An AsPC-1 pancreatic cancer model was established by the same method as in Example 10, and administration was performed. The mice were divided into 5 groups with 7 mice in each group, and the groups were a negative control group, a CNSI-Fe 0.75 mg/mouse group, a PTX 20 mg/kg+GEM 120 mg/kg group, and a CNSI-Fe 0.75 mg/mouse+PTX 20 mg/kg+GEM 120 mg/kg group. A tumor volume was measured, and an inhibition rate and a q value were calculated.

FIG. 23 is a change graph comparing tumor volumes of pancreatic cancer subcutaneous tumors of the negative control group, the CNSI-Fe group, the PTX+GEM group, and the CNSI-Fe+PTX+GEM group in this example. Testing results are shown in FIG. 23, and the tumor volume inhibition rates on day 14 are calculated as follows: 52.71% for the CNSI-Fe 0.75 mg/mouse group, 47.30% for the PTX 20 mg/kg+GEM 120 mg/kg group, and 76.63% for the CNSI-Fe 0.75 mg/mouse+PTX 20 mg/kg+GEM 120 mg/kg group respectively. Compared with the negative control group, these groups have significant differences and can significantly inhibit the tumor growth. The CNSI-Fe 0.75 mg/mouse+PTX 20 mg/kg+GEM 120 mg/kg group is significantly different from the CNSI-Fe 0.75 mg/mouse group and the PTX 20 mg/kg+GEM 120 mg/kg group. A q value was calculated. The q value of the CNSI-Fe 0.75 mg/mouse+PTX 20 mg/kg+GEM 120 mg/kg group is 1.02, indicating that a synergistic effect is achieved.

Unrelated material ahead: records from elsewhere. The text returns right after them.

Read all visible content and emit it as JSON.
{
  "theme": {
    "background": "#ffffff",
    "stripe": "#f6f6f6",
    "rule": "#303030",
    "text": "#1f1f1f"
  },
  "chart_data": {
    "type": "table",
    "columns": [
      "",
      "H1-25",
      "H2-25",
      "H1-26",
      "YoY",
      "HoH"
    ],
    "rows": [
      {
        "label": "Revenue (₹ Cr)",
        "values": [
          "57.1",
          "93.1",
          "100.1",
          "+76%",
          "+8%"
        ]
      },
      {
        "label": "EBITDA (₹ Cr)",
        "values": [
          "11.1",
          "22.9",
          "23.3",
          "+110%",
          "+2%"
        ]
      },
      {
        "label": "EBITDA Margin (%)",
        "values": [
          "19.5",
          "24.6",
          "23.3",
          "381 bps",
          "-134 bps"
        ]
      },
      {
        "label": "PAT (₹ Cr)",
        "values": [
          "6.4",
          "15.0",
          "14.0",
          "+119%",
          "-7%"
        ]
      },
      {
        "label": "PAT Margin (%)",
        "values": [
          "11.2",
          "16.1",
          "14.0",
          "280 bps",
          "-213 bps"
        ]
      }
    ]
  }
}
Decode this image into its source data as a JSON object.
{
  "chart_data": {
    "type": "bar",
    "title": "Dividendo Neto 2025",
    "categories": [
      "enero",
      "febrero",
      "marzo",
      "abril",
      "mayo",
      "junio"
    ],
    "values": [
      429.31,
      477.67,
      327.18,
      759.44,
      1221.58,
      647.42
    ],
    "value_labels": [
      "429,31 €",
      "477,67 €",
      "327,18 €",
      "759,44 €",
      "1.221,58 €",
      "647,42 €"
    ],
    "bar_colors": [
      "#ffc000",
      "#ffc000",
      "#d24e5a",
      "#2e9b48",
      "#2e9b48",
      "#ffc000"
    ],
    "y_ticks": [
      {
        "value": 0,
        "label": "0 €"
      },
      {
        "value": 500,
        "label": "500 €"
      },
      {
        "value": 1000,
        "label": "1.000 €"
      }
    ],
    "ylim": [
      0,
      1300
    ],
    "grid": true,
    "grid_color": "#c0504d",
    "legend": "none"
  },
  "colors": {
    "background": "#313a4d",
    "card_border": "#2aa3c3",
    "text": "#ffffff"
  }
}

It should be understood that particular embodiments described above are merely used for illustratively describing or explaining the principle of the present application, rather than constituting limitings to the present application. Therefore, any modification, equivalent substitution, improvement, etc. made without departing from the spirit and the scope of the present application should fall within the protection scope of the present application. In addition, the claims appended of the present application are intended to cover all changes and modifications that fall within the scope and boundaries of the appended claims, or equivalents of such ranges and boundaries.